Use of non-aspirin non-steroidal anti-inflammatory drugs (particularly new use) has been found to be associated with a 40-70% increased relative risk of developing atrial flutter or fibrillation.[4]

May be asymptomatic but is generally not as well tolerated as atrial fibrillation and most often presents with palpitations.

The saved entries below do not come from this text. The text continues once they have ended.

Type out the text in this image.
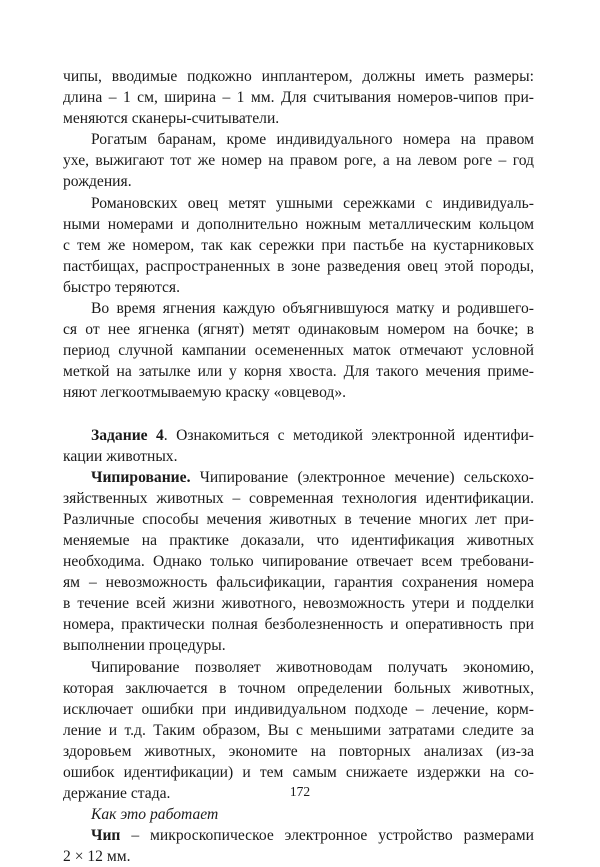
чипы, вводимые подкожно инплантером, должны иметь размеры:
длина – 1 см, ширина – 1 мм. Для считывания номеров-чипов при-
меняются сканеры-считыватели.
Рогатым баранам, кроме индивидуального номера на правом
ухе, выжигают тот же номер на правом роге, а на левом роге – год
рождения.
Романовских овец метят ушными сережками с индивидуаль-
ными номерами и дополнительно ножным металлическим кольцом
с тем же номером, так как сережки при пастьбе на кустарниковых
пастбищах, распространенных в зоне разведения овец этой породы,
быстро теряются.
Во время ягнения каждую объягнившуюся матку и родившего-
ся от нее ягненка (ягнят) метят одинаковым номером на бочке; в
период случной кампании осемененных маток отмечают условной
меткой на затылке или у корня хвоста. Для такого мечения приме-
няют легкоотмываемую краску «овцевод».
Задание 4. Ознакомиться с методикой электронной идентифи-
кации животных.
Чипирование. Чипирование (электронное мечение) сельскохо-
зяйственных животных – современная технология идентификации.
Различные способы мечения животных в течение многих лет при-
меняемые на практике доказали, что идентификация животных
необходима. Однако только чипирование отвечает всем требовани-
ям – невозможность фальсификации, гарантия сохранения номера
в течение всей жизни животного, невозможность утери и подделки
номера, практически полная безболезненность и оперативность при
выполнении процедуры.
Чипирование позволяет животноводам получать экономию,
которая заключается в точном определении больных животных,
исключает ошибки при индивидуальном подходе – лечение, корм-
ление и т.д. Таким образом, Вы с меньшими затратами следите за
здоровьем животных, экономите на повторных анализах (из-за
ошибок идентификации) и тем самым снижаете издержки на со-
держание стада.
Как это работает
Чип – микроскопическое электронное устройство размерами
2 × 12 мм.
172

  • May present with ECG findings of atrial flutter.
  • Mild symptoms include palpitations, irregular heartbeat, fatigue, dyspnoea, chest pain, dizziness.
  • Syncope.
  • Heart failure.
  • Thromboembolism with transient ischaemic attacks or stroke.
  • Pulse may be irregular or regular, but is usually rapid. Arteriovenous conduction is usually 2:1, making the ventricular rate approximately 150 beats per minute. 1:1 AV conduction may lead to haemodynamic collapse. Carotid massage may decrease the ventricular rate.
  • Atrial flutter waves may be present in the jugular venous pulse.
  • May be associated with signs of underlying causes, eg thyrotoxicosis, alcoholism, pericarditis, valvular dysfunction or septal heart defects.
  • Heart failure, hypotension and respiratory distress may be present.
  • Supraventricular tachyarrhythmias
  • Atrial fibrillation
  • Wolff-Parkinson-White syndrome

Further assessment is focused on identifying any specific underlying cause and an assessment of cardiac function:

  • Electrocardiogram:
    • The common form of type I atrial flutter has saw-tooth flutter waves, best seen in leads II, III, and aVF, with atrial rates of 240-340. A 12-lead ECG is gold standard for diagnosis.[5]
      ATRIAL FLUTTER
    • The ventricular response may be regular or irregular.
    • Variable AV conduction can also be seen (commonly present with 2:1 or 3:1 AV conduction).
    • May be normal if paroxysmal and between episodes of atrial flutter. Ambulatory ECG monitoring and event recorders may be required.
  • Investigations for associated causes: CXR, TFTs, FBC, ESR, renal function and electrolytes, LFTs and coagulation screen (pre-warfarin).
  • Echocardiogram:
    • To evaluate underlying cardiac function, structural abnormalities, evidence of coronary artery disease or pericardial fluid.
    • If immediate cardioversion is considered, it is also used to detect any thrombus formation.
  • Episodes of atrial flutter and atrial fibrillation often occur in the same patient.
  • Atrial fibrillation occasionally occurs when atrial flutter deteriorates into multiple small re-entrant wavelets.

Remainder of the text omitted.